Jornal Estado de Minas

Israel está prestes a convocar a terceira eleição em um ano

Os 3 milhões de palestinos que vivem na Cisjordânia compartilham com os 9 milhões de israelenses a expectativa tensa pelo desfecho de mais uma etapa na crise política mais profunda e prolongada vivida pelo moderno Estado judeu desde sua fundação, em 1948. O país é governado interinamente pelo primeiro-ministro Benjamin Netanyhu desde o início de abril, quando uma eleição antecipada terminou sem a formação de uma maioria na Knesset (parlamento) – resultado que se repetiu em setembro. No fim desta semana, esgota-se o prazo para que os deputados encontrem uma solução. Caso contrário, os eleitores serão chamados novamente às urnas, pela terceira vez no intervalo de um ano.



Inédito para os israelenses, o cenário tem implicação direta para os palestinos, em especial desde os dias finais da última campanha eleitoral. Foi quando o direitista Netanyahu, no esforço final para desempatar a disputa com o líder da oposição de centro, Benny Gantz, prometeu tomar medidas, caso reeleito, para anexar o Vale do Jordão e a margem norte do Mar Morto, que correspondem a 30% da Cisjordânia e compreendem a maior parte da terra cultivável. As áreas visadas são adjacentes aos assentamentos onde se concentra uma parte dos cerca de 500 mil colonos israelenses que vivem no território.

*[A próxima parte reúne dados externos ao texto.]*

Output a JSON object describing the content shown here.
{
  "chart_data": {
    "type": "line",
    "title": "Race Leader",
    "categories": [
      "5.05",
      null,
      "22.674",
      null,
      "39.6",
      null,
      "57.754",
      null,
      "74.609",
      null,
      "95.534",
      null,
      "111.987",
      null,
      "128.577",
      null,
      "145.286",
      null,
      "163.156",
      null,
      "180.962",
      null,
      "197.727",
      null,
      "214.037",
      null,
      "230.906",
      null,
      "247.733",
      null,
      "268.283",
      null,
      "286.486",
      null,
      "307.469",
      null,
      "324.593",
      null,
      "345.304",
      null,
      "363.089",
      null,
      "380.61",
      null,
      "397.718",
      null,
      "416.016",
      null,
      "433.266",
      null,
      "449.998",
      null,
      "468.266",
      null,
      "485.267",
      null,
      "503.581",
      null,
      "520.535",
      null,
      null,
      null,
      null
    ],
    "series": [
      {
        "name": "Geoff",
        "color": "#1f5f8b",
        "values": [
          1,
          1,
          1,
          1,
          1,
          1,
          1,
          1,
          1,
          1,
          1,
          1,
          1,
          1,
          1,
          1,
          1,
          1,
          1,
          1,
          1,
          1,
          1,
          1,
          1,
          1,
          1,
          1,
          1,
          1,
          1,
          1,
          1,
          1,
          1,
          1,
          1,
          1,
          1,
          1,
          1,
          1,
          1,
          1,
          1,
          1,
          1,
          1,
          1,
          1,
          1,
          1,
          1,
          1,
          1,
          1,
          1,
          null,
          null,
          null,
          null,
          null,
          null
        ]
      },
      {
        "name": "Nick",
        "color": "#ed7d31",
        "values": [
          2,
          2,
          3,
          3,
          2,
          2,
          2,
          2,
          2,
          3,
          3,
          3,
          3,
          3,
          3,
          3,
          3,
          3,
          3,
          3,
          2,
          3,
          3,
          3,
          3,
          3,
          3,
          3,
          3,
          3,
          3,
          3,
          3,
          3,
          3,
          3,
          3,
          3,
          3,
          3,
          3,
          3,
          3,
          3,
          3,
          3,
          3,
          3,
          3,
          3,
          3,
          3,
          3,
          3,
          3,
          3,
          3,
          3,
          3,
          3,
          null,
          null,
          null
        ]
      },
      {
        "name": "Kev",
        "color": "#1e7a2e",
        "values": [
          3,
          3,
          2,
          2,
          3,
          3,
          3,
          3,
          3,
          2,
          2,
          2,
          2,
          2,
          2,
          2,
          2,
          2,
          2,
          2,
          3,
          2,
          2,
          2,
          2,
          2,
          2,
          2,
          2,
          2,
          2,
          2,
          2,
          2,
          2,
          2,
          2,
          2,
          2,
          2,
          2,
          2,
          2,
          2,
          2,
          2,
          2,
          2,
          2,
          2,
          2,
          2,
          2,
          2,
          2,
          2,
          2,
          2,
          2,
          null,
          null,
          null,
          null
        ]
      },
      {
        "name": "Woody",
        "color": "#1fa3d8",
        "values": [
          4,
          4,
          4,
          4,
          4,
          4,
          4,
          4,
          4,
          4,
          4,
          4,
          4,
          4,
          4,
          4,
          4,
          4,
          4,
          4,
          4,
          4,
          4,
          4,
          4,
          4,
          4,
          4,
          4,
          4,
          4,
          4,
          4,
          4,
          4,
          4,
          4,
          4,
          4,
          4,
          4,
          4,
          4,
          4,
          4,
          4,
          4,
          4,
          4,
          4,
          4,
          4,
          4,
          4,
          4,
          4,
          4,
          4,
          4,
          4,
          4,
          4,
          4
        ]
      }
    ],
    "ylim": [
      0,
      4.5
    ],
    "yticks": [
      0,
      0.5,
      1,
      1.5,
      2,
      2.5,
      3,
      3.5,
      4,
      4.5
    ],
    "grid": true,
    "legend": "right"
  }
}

A ideia ganhou contornos mais claros em outubro e setembro. Primeiro, foi transformada em projeto de lei apresentado pelo Likud, o partido de Netanyahu, que se dispõe a colocá-lo prontamente em vigor, uma vez aprovado. Em seguida, veio o apoio externo indispensável para fazer frente a condenação praticamente unânime, começando pelas Nações Unidas. Rompendo com a política seguida há décadas por governos de ambos os partidos americanos, o presidente Donald Trump decidiu não mais considerar contrária ao direito internacional a colonização israelense na Cisjordânia, ocupada na guerra de 1967.
Do ponto de vista dos palestinos, a anexação das áreas abrangidas pelo plano tornaria inviável, em termos econômicos e mesmo práticos, a instalação de um Estado soberano. Desde os Acordos de Oslo, firmados em 1993, a Cisjordânia e a Faixa de Gaza são governadas em regime de autonomia limitada pela Autoridade Palestina (AP), como parte de um processo delineado para conduzir a uma Palestina independente, convivendo em fronteiras reconhecidas com o vizinho israelense.



“Estamos monitorando de perto as ações” de Netanyahu, comentou o presidente da AP, Mahmud Abbas. “Se ele realmente tomar uma medida como essa (a anexação), vamos nos dirigir à ONU e ao Tribunal Penal Internacional”, avisou. “E vamos, de maneira definitiva e irrevogável, romper todos os laços com Israel.” Abbas não deixou passar em branco, igualmente, a guinada diplomática anunciada por Washington. “A liderança palestina não pensa em ficar indiferente a isso. Comecei consultas com as diferentes força políticas a respeito dos passos que poderemos dar, e estamos pontos, inclusive, a eventualmente romper completamente as relações com os EUA.”

ESPELHO 

Se Israel vive um período de impasse e indefinição política, a situação não é muito diferente no lado oposto. Abbas sucedeu o primeiro presidente e patriarca da causa palestina, Yasser Arafat, morto em novembro de 2004. Despido do carisma do antecessor, exerce uma liderança permanentemente contestada, em especial pelo movimento islâmico Hamas, que desde 2007 controla na prática a Faixa de Gaza – e já se envolveu em duas breves guerras com Israel. Desde 2009, o mandato de Abbas na presidência da AP foi prorrogado indefinidamente. Seguidas tentativas de convocar eleições para renovar o Executivo e o Legislativo do governo autônomo foram canceladas. A perda de 30% da Cisjordânia pode decretar o fim da carreira política de Abbas, sem que alguma nova liderança se projete.

No campo israelense, a semana começa com a os ventos soprando no rumo de uma nova eleição, depois de mais uma tentativa frustrada de Netanyahu e Gantz para compor um governo de “união nacional”, com maioria parlamentar sólida. Em ambas as possibilidades, no entanto, a anexação da Cisjordânia se insinua no horizonte como risco palpável, e a ampliação dos assentamentos como realidade tangível. O governo autorizou a construção de mais moradias para colonos na cidade de Hebron, foco permanente de tensão e confrontos. E, se o premiê interino já tem nesse um lema de campanha, o principal rival parece tomar o mesmo rumo. “Existe uma importante necessidade de fortalecer os assentamentos e garantir a sua proteção”, afirmou Gantz, que jamais se pronunciou contra o projeto de anexação. “É por isso que precisamos de um governo forte”.